Ertesi gün de aramızda yaşanan tüm konuşmaları olduğu gibi gazetemde yayınladıktan sonra, savcılığa giderek suç duyurusunda bulundum.
Ben, “Gelirsem orayı dağıtım” diye tehdit ettiği için, Kızıl da “Sen eşkıya mısın” dediğim için benden davacı oldu.
Kızıl bir dönem geldi, hakkımda açtığı davalardan çekildi.
Benim davam devam etti, son aşamaya gelindi.
***
Aradan epeyce zaman geçti.
Ama ben, emniyette ifade verirken, genç bir komiserin, “Bu adamlarla fazla uğraşmasanız iyi edersiniz” şeklindeki hiç de masum bir tavsiye imiş gibi görünmeyen sözlerini hiç unutmadım.
Gerçi onun bu sözlerinin altında da kalmadım ama, yine de bir polisin bana böyle bir tavsiyede bulunmasının anlamını çözemedim.
***
Ben gelinen noktayı, her şeye rağmen olumlu bir adım olarak görüyorum. Eğer, ortaya dökülen bu kadar kirlilikten sonra Aziz Yıldırım serbest bırakılsa, çok büyük hayal kırıklığına uğrardım.

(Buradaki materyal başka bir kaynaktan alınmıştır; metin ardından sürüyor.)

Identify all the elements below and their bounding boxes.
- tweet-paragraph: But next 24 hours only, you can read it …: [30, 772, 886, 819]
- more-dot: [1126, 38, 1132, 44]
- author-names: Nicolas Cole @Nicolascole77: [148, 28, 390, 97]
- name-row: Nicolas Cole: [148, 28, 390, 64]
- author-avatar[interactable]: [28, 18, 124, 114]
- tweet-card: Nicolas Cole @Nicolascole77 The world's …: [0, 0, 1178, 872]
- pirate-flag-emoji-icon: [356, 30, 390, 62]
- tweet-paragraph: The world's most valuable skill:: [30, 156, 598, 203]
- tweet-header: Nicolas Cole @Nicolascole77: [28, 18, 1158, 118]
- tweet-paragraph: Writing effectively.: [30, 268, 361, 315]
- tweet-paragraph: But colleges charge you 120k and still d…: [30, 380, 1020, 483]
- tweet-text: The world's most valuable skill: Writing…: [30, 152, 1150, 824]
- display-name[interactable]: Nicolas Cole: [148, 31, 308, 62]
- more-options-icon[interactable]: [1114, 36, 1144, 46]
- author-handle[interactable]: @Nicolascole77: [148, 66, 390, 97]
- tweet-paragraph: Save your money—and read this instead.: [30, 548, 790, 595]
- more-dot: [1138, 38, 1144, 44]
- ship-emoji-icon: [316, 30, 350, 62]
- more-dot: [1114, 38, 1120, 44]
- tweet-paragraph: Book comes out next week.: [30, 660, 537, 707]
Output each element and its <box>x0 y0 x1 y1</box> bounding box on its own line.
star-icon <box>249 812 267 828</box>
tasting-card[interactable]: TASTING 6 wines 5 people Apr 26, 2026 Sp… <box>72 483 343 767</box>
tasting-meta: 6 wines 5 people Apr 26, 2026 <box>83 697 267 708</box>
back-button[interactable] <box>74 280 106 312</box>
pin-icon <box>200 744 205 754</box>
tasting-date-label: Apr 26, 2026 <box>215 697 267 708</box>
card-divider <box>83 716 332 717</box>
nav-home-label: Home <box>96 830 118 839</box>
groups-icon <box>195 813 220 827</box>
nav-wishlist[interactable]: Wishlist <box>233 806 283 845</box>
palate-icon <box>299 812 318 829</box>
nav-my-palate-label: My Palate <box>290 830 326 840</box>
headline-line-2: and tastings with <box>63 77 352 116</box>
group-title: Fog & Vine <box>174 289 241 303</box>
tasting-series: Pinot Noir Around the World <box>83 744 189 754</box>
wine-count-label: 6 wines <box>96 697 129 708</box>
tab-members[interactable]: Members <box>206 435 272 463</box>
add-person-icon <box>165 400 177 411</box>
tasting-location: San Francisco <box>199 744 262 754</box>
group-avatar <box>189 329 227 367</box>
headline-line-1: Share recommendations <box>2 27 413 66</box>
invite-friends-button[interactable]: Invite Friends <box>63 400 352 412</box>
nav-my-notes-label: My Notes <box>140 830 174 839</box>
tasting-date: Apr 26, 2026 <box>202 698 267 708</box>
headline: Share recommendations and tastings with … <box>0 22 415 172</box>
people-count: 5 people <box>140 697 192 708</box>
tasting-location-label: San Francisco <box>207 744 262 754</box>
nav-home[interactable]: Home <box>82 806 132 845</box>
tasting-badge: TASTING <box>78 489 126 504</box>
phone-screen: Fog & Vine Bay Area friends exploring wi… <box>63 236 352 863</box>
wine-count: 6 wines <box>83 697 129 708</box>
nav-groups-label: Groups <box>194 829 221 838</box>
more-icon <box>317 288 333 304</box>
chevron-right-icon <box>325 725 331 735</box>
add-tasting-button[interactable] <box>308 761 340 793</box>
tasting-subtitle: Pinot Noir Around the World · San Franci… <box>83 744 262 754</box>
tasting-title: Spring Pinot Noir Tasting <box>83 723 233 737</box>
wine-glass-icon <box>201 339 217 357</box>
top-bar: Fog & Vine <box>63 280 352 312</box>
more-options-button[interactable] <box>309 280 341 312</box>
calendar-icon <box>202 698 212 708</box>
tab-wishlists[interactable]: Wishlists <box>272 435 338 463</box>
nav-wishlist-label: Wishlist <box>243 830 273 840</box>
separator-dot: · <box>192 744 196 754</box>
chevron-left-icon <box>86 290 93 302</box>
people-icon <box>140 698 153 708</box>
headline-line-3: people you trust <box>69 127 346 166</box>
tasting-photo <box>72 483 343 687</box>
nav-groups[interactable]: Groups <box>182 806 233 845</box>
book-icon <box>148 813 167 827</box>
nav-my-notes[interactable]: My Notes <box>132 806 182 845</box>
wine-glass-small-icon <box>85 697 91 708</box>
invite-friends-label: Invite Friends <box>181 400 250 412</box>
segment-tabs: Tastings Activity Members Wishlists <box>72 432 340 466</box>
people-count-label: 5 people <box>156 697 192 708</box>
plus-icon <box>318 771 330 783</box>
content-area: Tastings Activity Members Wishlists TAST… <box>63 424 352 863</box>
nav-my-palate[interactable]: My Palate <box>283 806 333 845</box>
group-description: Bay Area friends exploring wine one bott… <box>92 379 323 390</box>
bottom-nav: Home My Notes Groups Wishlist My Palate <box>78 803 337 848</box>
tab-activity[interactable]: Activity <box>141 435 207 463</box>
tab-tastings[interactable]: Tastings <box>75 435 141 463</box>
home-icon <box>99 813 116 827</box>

Bence bu olayla duvarın bir tuğlası çekilmiş oldu. Artık bu saatten sonra bu camiada ne kadar pislik ve pisliğe karışmış adam varsa mercek altında tutulacak ve ortaya çıkarılacak. Yani en azından öyle temenni ediyorum.
Sonuçta bu kulüpler, milyonlarca futbol tutkununun malı olup, hiç kimsenin kendisine korku ve suç imparatorluğu kurma yeri olmayacaktır.
Artık yapanın yanına kar kalmadığına şaşırmamayı öğrenmemiz gerekiyor.